Twitter recently changed its user interface. Changes include a new custom-made font and a more contrasty color palette. Here’s a thread from Twitter Design about what’s different. Among other things, the change in contrast affects “Follow” buttons, and the result has confused some folks.
As highlighted by the tweet above, the problem is that the new button treatment is the inverse of what came before. In the previous version, the Follow button was solid blue with white text for accounts you were already following, and white with blue text for accounts you were not following.
This follows a widespread user interface convention: selected or active items usually appear bolder than non-selected/inactive items.
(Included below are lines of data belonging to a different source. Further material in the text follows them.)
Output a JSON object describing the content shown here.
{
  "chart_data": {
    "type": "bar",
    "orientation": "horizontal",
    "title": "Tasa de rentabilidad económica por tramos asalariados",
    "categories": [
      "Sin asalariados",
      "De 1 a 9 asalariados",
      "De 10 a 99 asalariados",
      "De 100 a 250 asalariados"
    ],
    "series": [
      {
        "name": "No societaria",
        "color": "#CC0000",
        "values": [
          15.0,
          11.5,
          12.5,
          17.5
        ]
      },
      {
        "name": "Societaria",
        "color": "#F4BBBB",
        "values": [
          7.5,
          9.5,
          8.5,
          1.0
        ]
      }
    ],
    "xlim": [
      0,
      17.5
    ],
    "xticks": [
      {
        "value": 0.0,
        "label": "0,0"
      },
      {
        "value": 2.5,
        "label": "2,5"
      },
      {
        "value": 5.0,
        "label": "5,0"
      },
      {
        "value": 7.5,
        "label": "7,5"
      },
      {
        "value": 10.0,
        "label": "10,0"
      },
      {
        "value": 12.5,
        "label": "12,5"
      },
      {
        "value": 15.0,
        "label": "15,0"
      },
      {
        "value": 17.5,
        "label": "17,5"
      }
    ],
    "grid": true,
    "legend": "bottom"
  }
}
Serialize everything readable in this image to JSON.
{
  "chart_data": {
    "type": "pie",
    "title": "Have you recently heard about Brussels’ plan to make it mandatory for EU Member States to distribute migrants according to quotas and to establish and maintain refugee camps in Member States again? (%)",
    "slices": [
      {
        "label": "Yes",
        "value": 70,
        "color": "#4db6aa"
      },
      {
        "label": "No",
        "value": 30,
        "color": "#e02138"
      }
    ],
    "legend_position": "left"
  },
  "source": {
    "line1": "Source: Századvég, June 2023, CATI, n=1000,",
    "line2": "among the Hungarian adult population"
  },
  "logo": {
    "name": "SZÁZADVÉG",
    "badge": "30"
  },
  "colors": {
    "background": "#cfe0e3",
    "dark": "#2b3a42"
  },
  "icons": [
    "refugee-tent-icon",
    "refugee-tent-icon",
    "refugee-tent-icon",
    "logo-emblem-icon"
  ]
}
You can see an example of this treatment in your phone’s Settings app.
In this screen, I have activated “Do Not Disturb” and “Repeated Calls,” so their respective toggle switches are rendered in solid green. “Scheduled” is not activated, so its switch appears in a light shade of gray. Lots of buttons follow this pattern, even in the physical world. (Consider the caps lock key on your keyboard: the LED light comes on when caps lock is active.)
Twitter’s new “Follow” button confounds expectations by inverting this pattern. In the new version, accounts you don’t follow are shown bolder than those you’re not following.
I’ve seen reports of folks confused by the new interface, causing them to think twice about whether they’re currently following an account or not.
I think I understand why Twitter’s designers made this choice. Of the button’s two possible states, white text on dark background stands out more in the (mostly white) default Twitter UI. More visible = higher likelihood you’ll find it quickly. It’s a practical consideration: the black buttons are the equivalent of a shiny red berry.
However, optimal findability isn’t the only consideration. Besides allowing the user to perform an action (follow/unfollow), this button also plays an important semiotic function: it indicates whether you’re already following the account or not.
These two functions are in conflict in the Twitter UI. The new version optimizes the experience for cases when you’re not following the account, which are likely the majority. But in doing so, it introduces a semiotic dissonance.
This dissonance isn’t limited to users’ prior experiences; it’s inconsistent within the new Twitter UI itself. As with many other sites, primary site navigation in Twitter indicates state by using solid as selected — the opposite of the Follow button treatment.
Bottom line: the new Follow button treatment makes sense from one perspective, but it flouts a widespread UI pattern. While we may eventually get used to it, the new version requires some thinking on our part. And as Steve Krug reminds us, we should aim to not make users think.